The National Industrial Court, Abuja, has fixed Friday for further hearing in a suit between the federal government and the striking members of the Nigerian Association of Resident Doctors (NARD).
The judge, Bashar Alkali, directed both parties to return to negotiation table with a view to resolving the industrial crisis that started on August 2.
He will on Friday take the report of the anticipated negotiation which both parties agreed to embark on at Wednesday’s proceedings.
Earlier, federal government’s lawyer, Tochukwu Maduka, a Senior Advocate of Nigeria, had informed the judge of pending contempt suit he initiated against the leadership of NARD for allegedly violating the court’s previous order.
But in response, NARD’s lawyer, Femi Falana, also a SAN, said “it could not be said that a contempt suit was pending against his client’s leadership when Form 87 that ought to them to appear to show cause why they should not be jailed for allegedly violating a court order had not been filed and served on them”.
Mr Falana noted that the Form 86, which is a notice of disobedience of court, filed by the federal government ought to have been followed with Form 87.
In addition, Mr Falana noted that the order his client was accused of violating was that parties should end hostilities.
According to him, this implied that the order was directed at both parties and not against his client only.
He explained further that he had filed and served an application challenging the jurisdiction of the court, noting that the application should take precedent over any other one.
He also noted that the federal government did not challenge by filing a counter-affidavit and a written address against his client’s application challenging the court’s jurisdiction.
But Mr Maduka insisted that the contempt proceedings initiated on September 14 would take precedent over any other application,
He added that he had not been served with the doctors’ application challenging the jurisdiction of the court, a claim the court corrected by pointing to the proof of service of September 1 in the court’s file.
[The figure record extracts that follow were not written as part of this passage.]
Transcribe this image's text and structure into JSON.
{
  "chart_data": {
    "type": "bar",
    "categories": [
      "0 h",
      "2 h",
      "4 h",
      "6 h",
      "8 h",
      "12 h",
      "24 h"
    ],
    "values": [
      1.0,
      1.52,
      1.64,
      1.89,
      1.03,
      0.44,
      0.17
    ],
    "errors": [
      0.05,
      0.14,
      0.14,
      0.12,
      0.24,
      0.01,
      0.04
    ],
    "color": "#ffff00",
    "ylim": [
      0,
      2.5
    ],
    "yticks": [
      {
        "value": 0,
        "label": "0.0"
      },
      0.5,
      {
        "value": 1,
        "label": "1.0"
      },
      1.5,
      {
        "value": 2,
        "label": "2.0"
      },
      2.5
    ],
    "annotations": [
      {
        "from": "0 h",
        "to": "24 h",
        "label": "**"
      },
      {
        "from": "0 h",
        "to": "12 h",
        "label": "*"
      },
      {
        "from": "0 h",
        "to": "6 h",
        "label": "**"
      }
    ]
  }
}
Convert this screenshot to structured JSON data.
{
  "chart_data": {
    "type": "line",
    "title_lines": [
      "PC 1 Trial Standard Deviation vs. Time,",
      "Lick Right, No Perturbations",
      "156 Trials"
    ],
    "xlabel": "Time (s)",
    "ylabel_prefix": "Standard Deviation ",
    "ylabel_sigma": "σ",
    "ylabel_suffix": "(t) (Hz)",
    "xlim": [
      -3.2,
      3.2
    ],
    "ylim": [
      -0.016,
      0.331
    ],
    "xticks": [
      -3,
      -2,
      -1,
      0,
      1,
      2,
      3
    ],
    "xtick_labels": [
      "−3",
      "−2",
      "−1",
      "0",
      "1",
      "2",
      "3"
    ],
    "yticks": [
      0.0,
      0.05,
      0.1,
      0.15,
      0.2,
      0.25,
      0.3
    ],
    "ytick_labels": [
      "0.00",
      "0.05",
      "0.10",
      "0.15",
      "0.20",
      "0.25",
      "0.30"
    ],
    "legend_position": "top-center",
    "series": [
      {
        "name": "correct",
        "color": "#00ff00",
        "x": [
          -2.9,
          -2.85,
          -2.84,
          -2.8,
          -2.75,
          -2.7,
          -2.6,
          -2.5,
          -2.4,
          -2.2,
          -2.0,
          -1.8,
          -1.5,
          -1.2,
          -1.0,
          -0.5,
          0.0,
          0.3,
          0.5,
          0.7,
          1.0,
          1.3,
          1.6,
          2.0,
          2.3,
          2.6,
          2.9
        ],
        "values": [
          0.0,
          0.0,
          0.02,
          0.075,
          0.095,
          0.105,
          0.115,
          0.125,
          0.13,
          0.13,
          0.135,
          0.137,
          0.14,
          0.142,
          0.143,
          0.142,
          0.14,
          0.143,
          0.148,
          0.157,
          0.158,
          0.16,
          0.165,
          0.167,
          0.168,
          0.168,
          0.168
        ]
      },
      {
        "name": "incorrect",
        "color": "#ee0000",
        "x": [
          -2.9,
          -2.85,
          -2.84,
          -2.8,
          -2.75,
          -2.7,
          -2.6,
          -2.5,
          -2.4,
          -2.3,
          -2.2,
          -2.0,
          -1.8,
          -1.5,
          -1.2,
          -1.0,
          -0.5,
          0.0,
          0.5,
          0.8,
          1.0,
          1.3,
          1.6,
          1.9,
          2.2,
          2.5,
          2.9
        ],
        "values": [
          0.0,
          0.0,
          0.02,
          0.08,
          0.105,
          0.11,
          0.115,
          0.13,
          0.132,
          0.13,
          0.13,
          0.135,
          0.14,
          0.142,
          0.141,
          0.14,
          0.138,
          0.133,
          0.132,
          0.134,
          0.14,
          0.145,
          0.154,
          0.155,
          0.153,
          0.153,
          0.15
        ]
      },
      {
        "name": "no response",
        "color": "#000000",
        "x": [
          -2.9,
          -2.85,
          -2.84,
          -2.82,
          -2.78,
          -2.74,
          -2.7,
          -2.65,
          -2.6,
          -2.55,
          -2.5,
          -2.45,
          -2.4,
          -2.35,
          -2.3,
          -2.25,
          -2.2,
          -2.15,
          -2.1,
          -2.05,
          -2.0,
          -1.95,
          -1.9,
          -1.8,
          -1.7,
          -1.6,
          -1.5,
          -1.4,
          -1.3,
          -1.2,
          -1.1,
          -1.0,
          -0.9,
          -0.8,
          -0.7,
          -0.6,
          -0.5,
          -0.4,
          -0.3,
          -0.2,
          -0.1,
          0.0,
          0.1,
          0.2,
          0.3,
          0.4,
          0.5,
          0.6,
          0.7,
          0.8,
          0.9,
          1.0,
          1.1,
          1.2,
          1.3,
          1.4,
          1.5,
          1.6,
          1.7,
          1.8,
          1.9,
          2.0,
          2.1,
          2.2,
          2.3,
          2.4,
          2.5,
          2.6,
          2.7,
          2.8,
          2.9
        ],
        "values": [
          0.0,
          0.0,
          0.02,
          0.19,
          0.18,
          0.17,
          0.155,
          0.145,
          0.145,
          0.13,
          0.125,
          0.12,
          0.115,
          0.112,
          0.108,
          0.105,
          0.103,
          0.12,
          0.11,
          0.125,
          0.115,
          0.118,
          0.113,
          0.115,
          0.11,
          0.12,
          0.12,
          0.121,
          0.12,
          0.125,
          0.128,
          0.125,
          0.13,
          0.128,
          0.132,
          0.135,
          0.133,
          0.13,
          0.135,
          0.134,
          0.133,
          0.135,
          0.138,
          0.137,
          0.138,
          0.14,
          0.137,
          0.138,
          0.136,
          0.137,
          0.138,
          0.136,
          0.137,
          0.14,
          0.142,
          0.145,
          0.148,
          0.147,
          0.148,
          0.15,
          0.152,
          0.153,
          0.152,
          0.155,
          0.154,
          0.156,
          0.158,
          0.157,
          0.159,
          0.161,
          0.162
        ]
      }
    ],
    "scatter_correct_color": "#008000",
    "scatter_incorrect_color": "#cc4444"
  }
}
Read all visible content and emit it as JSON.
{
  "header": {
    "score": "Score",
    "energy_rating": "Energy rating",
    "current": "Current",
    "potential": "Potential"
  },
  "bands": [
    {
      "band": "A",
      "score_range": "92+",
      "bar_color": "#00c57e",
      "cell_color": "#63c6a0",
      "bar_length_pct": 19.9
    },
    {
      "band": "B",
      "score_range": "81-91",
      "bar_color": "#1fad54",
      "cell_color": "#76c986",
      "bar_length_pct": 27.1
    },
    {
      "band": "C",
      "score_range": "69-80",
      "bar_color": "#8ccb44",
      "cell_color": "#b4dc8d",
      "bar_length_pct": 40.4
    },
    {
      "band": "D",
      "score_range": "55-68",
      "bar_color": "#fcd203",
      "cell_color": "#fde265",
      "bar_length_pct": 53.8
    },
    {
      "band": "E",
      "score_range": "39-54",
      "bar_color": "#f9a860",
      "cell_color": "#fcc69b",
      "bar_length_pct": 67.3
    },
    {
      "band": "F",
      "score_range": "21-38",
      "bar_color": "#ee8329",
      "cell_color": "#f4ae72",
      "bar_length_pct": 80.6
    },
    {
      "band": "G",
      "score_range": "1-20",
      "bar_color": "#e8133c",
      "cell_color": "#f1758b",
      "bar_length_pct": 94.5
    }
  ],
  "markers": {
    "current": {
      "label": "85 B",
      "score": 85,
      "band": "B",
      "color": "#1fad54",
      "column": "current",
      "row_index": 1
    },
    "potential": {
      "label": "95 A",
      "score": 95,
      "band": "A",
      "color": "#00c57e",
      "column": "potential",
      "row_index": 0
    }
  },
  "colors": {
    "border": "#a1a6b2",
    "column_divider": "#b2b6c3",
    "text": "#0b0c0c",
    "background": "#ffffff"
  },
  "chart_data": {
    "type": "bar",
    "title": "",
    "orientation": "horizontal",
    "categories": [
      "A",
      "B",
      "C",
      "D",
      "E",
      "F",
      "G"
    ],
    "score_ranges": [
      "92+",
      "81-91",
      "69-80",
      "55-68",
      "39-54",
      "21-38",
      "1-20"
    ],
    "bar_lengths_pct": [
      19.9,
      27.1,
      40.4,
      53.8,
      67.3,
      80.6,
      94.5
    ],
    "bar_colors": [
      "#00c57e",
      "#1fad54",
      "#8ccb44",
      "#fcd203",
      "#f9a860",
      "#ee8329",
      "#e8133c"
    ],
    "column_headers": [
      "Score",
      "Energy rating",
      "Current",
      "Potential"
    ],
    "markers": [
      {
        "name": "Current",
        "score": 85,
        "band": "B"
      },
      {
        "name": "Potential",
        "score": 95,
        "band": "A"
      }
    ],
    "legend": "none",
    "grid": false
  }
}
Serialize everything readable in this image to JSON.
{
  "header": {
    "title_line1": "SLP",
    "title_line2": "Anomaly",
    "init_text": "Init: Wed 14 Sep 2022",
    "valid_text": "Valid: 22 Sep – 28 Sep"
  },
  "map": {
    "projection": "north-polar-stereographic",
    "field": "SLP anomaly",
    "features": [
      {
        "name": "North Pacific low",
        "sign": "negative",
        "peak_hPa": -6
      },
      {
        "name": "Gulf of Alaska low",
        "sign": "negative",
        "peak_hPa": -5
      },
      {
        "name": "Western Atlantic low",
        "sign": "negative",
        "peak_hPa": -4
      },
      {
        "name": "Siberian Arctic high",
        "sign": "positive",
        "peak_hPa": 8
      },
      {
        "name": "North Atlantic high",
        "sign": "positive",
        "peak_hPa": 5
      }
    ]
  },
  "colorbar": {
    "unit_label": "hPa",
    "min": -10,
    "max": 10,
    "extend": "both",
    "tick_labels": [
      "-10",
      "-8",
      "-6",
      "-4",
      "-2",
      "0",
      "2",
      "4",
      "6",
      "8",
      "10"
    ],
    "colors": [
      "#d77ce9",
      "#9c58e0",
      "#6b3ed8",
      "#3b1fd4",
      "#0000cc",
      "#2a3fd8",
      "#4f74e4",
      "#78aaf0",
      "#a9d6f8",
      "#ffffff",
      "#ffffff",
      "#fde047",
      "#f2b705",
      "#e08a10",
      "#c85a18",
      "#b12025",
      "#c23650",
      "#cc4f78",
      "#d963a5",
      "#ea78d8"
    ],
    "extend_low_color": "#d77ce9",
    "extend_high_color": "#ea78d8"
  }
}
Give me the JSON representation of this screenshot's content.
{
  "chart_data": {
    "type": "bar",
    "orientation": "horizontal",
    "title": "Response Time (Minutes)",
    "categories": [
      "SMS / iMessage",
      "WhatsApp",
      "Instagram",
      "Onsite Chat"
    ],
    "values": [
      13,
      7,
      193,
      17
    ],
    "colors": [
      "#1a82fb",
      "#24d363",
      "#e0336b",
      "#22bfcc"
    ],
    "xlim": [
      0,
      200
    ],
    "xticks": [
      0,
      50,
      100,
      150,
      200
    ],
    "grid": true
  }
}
The lawyer then urged the court to give him time to respond to the defendant’s preliminary objection challenging the jurisdiction of the court.
‘We’re ready to negotiate’
Meanwhile, the News Agency of Nigeria (NAN) reports that Mr Falana, in his closing remarks at the proceedings, urged the court to order the parties to return to the negotiation table, in line with the previous order as granted by the court ordering parties to cease all forms of hostilities.
Mr Maduka, however, stated that parties had been to an arbitration panel all to no avail.
He said despite court order that parties should cease hostilities, “the defendant had refused to return to work”.
He, however, said the government was open to negotiation.
Mr Falana, too, assured the court that his client was ready to cease hostility and return to negotiation table.
The judge then adjourned till Friday for report of the negotiation.
The News Agency of Nigeria (NAN) reports that the federal government along with the ministry of health, had filed an ex-parte motion praying for some orders of the court.
The claimants had sought for an order of interlocutory injunction restraining members of the respondent in all States of the Federation from further continuing with the industrial action embarked on August 2.
Another order as sought by the applicants was for an order of interlocutory injunction compelling all members of the respondent in all States of the Federation to suspend the said industrial action.
The court on August 23 granted an order directing parties to cease all forms of hostilities.